Hopefully what you’re planning is fine and it may be. I’m not in any way saying to install full Windows. Just giving a heads up that Microsoft has done stuff before if you end up having trouble.
Yep. It seems every update is an opportunity to default us back into a cloud drive or other ways Microsoft can “help” us by having us send them data to “improve services”. Complete my searches? Sure! But it gives Microsoft a full list of what we search for. Etc, ad nauseum. It’s like a bad child who won’t keep their hands out of the cookie jar and I resent big time having to go check and fix what they change. Privacy settings my eye.
Poet - was that from a Windows install on a PC bought as a unit at a store somewhere? Or was that all found after a “clean” install using a Windows image from Microsoft?
Store bought PCs are almost always loaded with bloatware and what I consider malware, but if that’s from a Microsoft install image I’ve got probably some more cleaning of my own to do.
This right here is why I use Linux for everything except Flight Simulator and a few other applications. I always power down my Windows box when not in use. And I don’t have my Windows PC and Linux PC on ever at the same time.
Re: Installing software Microsoft recently-(ish) added new features to Windows which makes this super easy. If you want more information let me know and I can give you a run down.
TLDR: Windows has a built-in package manager called Winget.
There is a command prompt you can run to feed a YML file into Winget and have it install specific programs each with its own options including but not limited to: source, allow pre-release, version, etc.
This utility can also make certain system configuration changes, and if you are a power-user you can get it to do almost anything.
I’d share my configuration file with you as an example, but seeing it’s on my GitHub account, I would be violating the forum Code of Conduct by linking it to you
I have all those uninstalled/disabled anyway … not that it matters in W11 because it’s clever enough to hibernate them all when gaming, what you are actually seeing are little more than placeholders
Windows memory and process manager is more than capable of freeing resources and pausing tasks, far better than you second guessing it.

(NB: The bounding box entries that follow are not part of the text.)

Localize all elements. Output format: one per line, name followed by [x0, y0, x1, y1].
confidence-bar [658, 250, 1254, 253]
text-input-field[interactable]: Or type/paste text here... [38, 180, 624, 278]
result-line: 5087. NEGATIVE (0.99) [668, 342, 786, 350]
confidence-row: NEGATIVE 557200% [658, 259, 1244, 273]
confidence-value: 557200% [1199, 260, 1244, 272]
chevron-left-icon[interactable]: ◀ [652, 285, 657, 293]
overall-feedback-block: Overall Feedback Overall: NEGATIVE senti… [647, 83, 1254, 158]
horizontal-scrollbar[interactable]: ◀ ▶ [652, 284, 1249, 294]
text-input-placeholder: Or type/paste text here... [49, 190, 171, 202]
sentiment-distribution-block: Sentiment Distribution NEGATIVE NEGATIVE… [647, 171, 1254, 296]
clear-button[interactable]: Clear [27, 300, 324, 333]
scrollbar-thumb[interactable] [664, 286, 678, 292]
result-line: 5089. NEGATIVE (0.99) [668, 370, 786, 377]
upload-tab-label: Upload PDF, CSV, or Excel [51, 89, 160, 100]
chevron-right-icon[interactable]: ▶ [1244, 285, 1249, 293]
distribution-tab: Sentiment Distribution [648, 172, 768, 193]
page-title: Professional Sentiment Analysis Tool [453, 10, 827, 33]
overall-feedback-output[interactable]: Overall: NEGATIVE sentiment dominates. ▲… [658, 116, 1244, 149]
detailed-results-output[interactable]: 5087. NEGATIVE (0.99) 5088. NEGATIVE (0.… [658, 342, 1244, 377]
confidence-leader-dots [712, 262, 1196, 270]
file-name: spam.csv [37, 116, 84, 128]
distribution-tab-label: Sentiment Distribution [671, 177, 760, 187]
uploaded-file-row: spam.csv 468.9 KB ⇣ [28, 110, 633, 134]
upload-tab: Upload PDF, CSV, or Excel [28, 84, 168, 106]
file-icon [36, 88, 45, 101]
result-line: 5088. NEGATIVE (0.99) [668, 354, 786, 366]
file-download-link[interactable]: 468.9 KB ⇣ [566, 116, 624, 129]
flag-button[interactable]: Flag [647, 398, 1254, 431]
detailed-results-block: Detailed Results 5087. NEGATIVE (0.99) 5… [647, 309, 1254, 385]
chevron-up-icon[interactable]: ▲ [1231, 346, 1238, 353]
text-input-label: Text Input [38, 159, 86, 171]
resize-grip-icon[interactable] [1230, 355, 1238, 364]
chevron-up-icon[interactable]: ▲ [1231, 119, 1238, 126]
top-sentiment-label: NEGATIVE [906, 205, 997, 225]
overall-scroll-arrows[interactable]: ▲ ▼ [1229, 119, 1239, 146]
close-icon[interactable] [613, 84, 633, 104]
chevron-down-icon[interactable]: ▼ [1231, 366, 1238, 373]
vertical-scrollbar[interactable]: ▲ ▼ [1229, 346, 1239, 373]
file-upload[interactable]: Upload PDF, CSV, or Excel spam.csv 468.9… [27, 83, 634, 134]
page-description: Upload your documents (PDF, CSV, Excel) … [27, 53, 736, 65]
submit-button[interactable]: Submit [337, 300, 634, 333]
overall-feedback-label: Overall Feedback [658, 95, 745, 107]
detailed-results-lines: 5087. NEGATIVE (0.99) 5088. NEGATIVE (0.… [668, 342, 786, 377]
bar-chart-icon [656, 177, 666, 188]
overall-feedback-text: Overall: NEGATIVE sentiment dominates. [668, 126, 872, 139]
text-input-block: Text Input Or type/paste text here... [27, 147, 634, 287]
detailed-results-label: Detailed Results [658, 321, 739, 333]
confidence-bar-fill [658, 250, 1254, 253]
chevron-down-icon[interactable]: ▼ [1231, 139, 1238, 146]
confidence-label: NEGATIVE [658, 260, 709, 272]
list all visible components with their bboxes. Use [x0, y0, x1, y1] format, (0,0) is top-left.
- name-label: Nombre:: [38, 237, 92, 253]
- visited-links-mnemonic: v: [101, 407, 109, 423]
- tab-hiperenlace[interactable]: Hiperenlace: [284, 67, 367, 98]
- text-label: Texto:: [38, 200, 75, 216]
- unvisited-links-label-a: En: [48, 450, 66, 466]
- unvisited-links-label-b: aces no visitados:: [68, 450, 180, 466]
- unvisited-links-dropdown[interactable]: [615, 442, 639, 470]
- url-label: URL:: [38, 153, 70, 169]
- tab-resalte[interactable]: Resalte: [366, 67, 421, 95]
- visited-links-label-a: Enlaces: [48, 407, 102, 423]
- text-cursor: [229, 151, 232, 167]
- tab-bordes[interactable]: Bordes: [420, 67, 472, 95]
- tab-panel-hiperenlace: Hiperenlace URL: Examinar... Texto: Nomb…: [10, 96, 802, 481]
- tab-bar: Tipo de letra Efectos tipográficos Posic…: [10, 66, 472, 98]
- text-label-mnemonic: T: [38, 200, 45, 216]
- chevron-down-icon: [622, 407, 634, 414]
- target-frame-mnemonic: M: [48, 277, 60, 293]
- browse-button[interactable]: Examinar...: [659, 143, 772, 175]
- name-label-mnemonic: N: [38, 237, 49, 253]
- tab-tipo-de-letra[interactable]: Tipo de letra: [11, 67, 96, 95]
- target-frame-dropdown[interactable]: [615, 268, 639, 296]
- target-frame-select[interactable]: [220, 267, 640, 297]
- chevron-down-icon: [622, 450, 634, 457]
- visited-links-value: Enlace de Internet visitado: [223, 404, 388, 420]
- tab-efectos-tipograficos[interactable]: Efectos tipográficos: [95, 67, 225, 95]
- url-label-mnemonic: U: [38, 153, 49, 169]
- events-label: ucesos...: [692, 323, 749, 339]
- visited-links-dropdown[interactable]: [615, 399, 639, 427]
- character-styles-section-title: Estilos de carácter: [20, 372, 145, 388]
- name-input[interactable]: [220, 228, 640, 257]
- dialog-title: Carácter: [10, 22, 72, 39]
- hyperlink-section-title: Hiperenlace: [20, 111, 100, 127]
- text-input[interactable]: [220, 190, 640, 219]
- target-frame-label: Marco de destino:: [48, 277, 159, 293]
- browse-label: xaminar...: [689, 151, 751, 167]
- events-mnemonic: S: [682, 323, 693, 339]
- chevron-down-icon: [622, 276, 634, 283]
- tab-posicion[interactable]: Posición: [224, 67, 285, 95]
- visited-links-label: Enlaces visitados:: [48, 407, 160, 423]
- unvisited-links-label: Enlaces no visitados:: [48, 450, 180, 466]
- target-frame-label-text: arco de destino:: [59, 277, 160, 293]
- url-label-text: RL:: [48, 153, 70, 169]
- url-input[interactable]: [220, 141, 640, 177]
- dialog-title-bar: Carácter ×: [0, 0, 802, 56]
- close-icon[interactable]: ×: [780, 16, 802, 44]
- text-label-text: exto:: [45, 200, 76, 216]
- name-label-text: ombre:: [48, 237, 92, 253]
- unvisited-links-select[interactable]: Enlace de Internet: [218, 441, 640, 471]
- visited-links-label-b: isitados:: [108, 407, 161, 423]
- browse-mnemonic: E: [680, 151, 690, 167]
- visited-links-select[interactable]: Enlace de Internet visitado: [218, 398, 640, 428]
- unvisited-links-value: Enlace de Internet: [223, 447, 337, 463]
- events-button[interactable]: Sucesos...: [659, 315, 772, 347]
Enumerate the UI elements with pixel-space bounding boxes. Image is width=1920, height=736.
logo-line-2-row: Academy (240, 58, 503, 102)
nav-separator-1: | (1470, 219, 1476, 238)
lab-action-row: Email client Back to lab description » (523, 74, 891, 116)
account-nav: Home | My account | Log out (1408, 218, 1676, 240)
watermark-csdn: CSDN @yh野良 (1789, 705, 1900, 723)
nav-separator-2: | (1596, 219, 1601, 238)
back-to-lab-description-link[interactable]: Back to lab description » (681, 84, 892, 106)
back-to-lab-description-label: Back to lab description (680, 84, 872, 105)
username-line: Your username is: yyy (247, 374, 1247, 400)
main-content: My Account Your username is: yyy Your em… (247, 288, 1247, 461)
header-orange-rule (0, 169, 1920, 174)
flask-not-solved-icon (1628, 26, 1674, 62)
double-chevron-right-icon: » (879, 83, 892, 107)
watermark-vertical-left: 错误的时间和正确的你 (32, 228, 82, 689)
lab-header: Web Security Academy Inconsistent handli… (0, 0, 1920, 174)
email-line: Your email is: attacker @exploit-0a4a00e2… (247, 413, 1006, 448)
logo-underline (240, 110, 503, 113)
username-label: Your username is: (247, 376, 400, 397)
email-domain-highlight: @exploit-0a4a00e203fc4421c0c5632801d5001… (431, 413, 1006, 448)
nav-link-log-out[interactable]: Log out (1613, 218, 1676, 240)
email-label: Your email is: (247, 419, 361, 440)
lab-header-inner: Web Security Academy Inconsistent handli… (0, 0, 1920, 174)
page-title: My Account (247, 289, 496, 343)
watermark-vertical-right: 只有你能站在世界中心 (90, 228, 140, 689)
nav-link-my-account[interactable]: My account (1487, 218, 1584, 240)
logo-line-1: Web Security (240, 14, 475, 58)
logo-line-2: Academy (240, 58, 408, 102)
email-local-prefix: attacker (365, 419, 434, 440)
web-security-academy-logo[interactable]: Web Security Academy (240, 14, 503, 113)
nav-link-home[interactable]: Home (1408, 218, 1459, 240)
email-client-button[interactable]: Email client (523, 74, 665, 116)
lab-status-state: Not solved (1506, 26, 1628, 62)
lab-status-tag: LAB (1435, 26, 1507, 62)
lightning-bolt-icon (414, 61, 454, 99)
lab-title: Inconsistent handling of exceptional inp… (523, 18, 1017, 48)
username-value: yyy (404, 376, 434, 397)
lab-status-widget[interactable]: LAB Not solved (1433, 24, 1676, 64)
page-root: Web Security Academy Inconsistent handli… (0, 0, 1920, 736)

Install and forget about it.
I’m all for a clean install of windows but I think the default image is fine. We’re a long way from the days where a random app would suddenly try and do some scheduled task and your mechanical hard drive suddenly has to go grinding away.
I’m not saying a debloated image isn’t faster but you’re on the road of diminishing returns in terms of performance gains and potentially causing yourself a headache when, as others mentioned, some ridiculous dependency is missing.
It’s a utility that created a customizable XML file that I copied to the root of a retail Win11 flash drive. Windows installed normally on a brand new white box PC I built, without the bloatware I chose to omit.